1 Kommentar zu „Infotainment-Shopping“? Handelskette Real enttäuscht mit „Real.tv“

  1. Ich bin immer wieder erstaunt, wie hochbezahlte Manager der Metro (Noch-Eigentümer von Real) es immer und immer wieder schaffen, einen Flop nach dem anderen zu produzieren.

    Der Artikel hier beschreibt absolut zutreffend, was an diesem neuen Projekt falschläuft. Videos ohne Mehrwert, in viel zu geringer Zahl, lieblos und folgerichtig auch noch gut versteckt (wohl aus Scham).

    Und es ist ja nicht so, das Real Zeit hat, sich auszutoben und auszuprobieren. Real ist seit Jahren mehr oder weniger ein Zombie und die Mutter Metro hat nun endgültig die Geduld verloren.

    Den Onlinetrend hat man jahre-, ja fast schon jahrzehntelang verschlafen. Dann kam man auf die Idee, einen Marktplatz aufzumachen. Das ist etwas, was Ebay und Amazon bereits seit zehn Jahren erfolgreich machen … und zwar besser, reichweitenstärker, zuverlässiger und angenehmer für den Kunden als Real.
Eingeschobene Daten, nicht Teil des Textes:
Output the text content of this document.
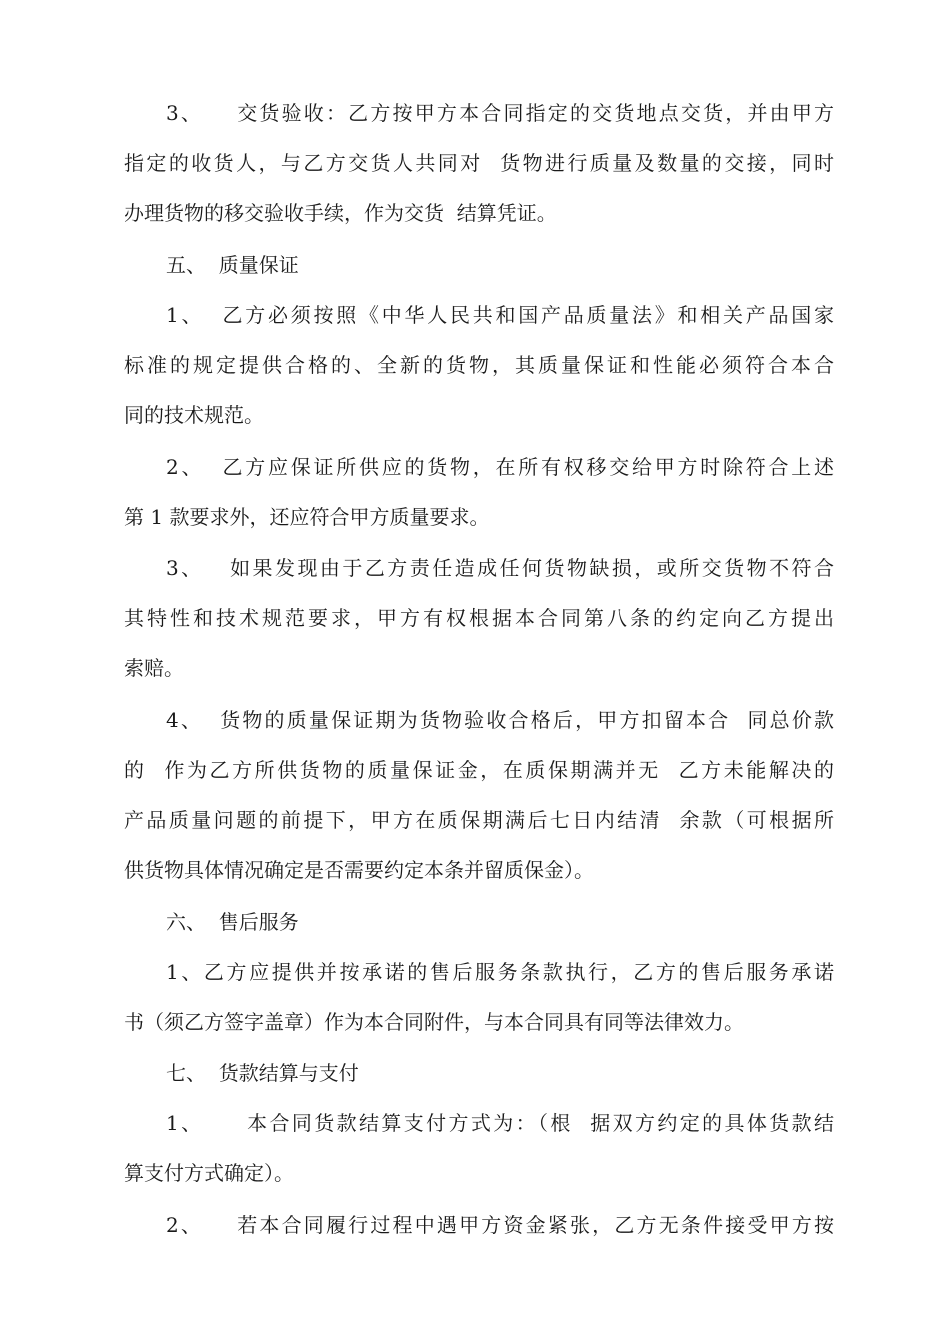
3、    交货验收：乙方按甲方本合同指定的交货地点交货，并由甲方
指定的收货人，与乙方交货人共同对  货物进行质量及数量的交接，同时
办理货物的移交验收手续，作为交货  结算凭证。
五、  质量保证
1、  乙方必须按照《中华人民共和国产品质量法》和相关产品国家
标准的规定提供合格的、全新的货物，其质量保证和性能必须符合本合
同的技术规范。
2、  乙方应保证所供应的货物，在所有权移交给甲方时除符合上述
第 1 款要求外，还应符合甲方质量要求。
3、   如果发现由于乙方责任造成任何货物缺损，或所交货物不符合
其特性和技术规范要求，甲方有权根据本合同第八条的约定向乙方提出
索赔。
4、  货物的质量保证期为货物验收合格后，甲方扣留本合  同总价款
的  作为乙方所供货物的质量保证金，在质保期满并无  乙方未能解决的
产品质量问题的前提下，甲方在质保期满后七日内结清  余款（可根据所
供货物具体情况确定是否需要约定本条并留质保金）。
六、  售后服务
1、乙方应提供并按承诺的售后服务条款执行，乙方的售后服务承诺
书（须乙方签字盖章）作为本合同附件，与本合同具有同等法律效力。
七、  货款结算与支付
1、     本合同货款结算支付方式为：（根  据双方约定的具体货款结
算支付方式确定）。
2、    若本合同履行过程中遇甲方资金紧张，乙方无条件接受甲方按
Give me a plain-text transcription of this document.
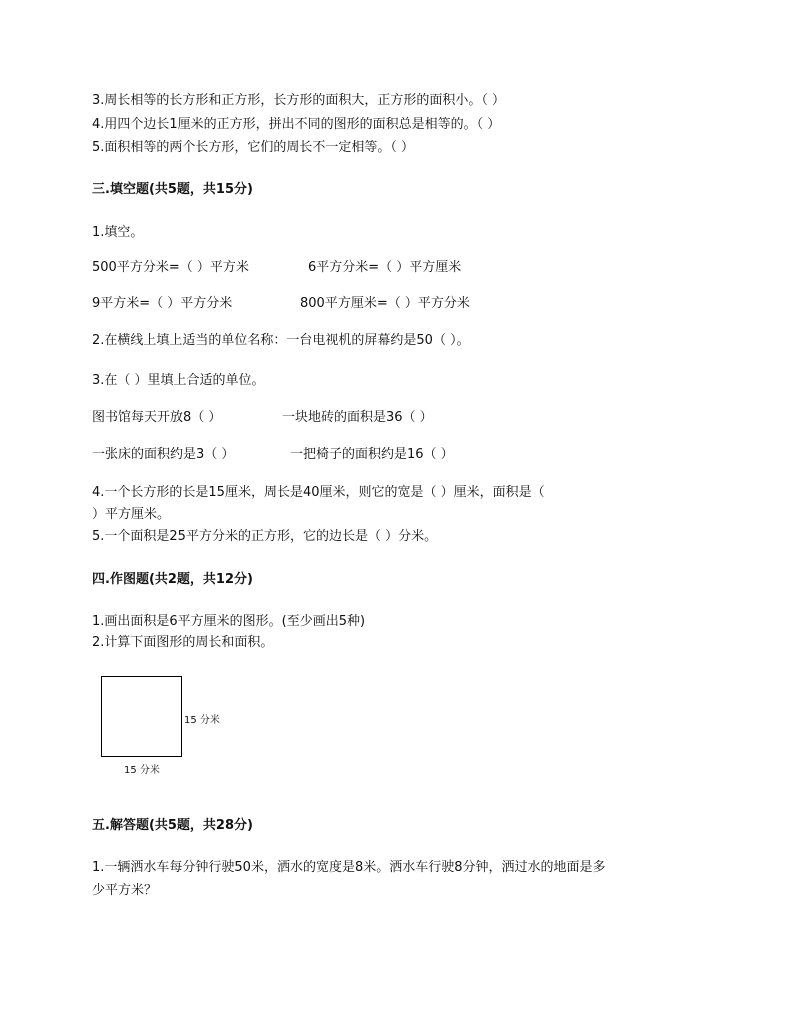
3.周长相等的长方形和正方形，长方形的面积大，正方形的面积小。（ ）
4.用四个边长1厘米的正方形，拼出不同的图形的面积总是相等的。（ ）
5.面积相等的两个长方形，它们的周长不一定相等。（ ）
三.填空题(共5题，共15分)
1.填空。
500平方分米=（ ）平方米	6平方分米=（ ）平方厘米
9平方米=（ ）平方分米	800平方厘米=（ ）平方分米
2.在横线上填上适当的单位名称：一台电视机的屏幕约是50（ ）。
3.在（ ）里填上合适的单位。
图书馆每天开放8（ ）	一块地砖的面积是36（ ）
一张床的面积约是3（ ）	一把椅子的面积约是16（ ）
4.一个长方形的长是15厘米，周长是40厘米，则它的宽是（ ）厘米，面积是（
）平方厘米。
5.一个面积是25平方分米的正方形，它的边长是（ ）分米。
四.作图题(共2题，共12分)
1.画出面积是6平方厘米的图形。(至少画出5种)
2.计算下面图形的周长和面积。
15 分米
15 分米
五.解答题(共5题，共28分)
1.一辆洒水车每分钟行驶50米，洒水的宽度是8米。洒水车行驶8分钟，洒过水的地面是多
少平方米？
Welchen Grund sollte es für mich als Kunden geben, nun ausgerechnet bei real.de etwas zu bestellen und nicht bei Amazon und Ebay oder bei spezialisierten Versendern? Einen Grund bitte? Dazu fällt ja nicht einmal Real selbst etwas ein.

    Es ist wirklich erbärmlich und auch traurig mit anzusehen, was da gut bezahlte Manager sich so auszudenken. Am besten ist es mit dem Wort Fremdscham zu beschreiben. Ehrlich würde es sein, zuzugeben: Wir haben keine Ideen mehr und wir können es auch nicht. Das würde zumindest noch einen gewissen Mitleidseffekt auslösen.

    Mich wundert nur, dass die Metro-Eigentümer (allen voran Haniel, Schmidt-Ruthenbeck, Ceconomy und Beisheim mit zusammen etwas mehr als 50 % der Stimmrechte) nicht längst schon mal den Aufsichtsrat in die Wüste geschickt und kompetentere Leute eingesetzt haben. Denn es ist ja der Aufsichtsrat, der die Vorstände ernennt. Aber ok, es ist deren Geld, nichts meins.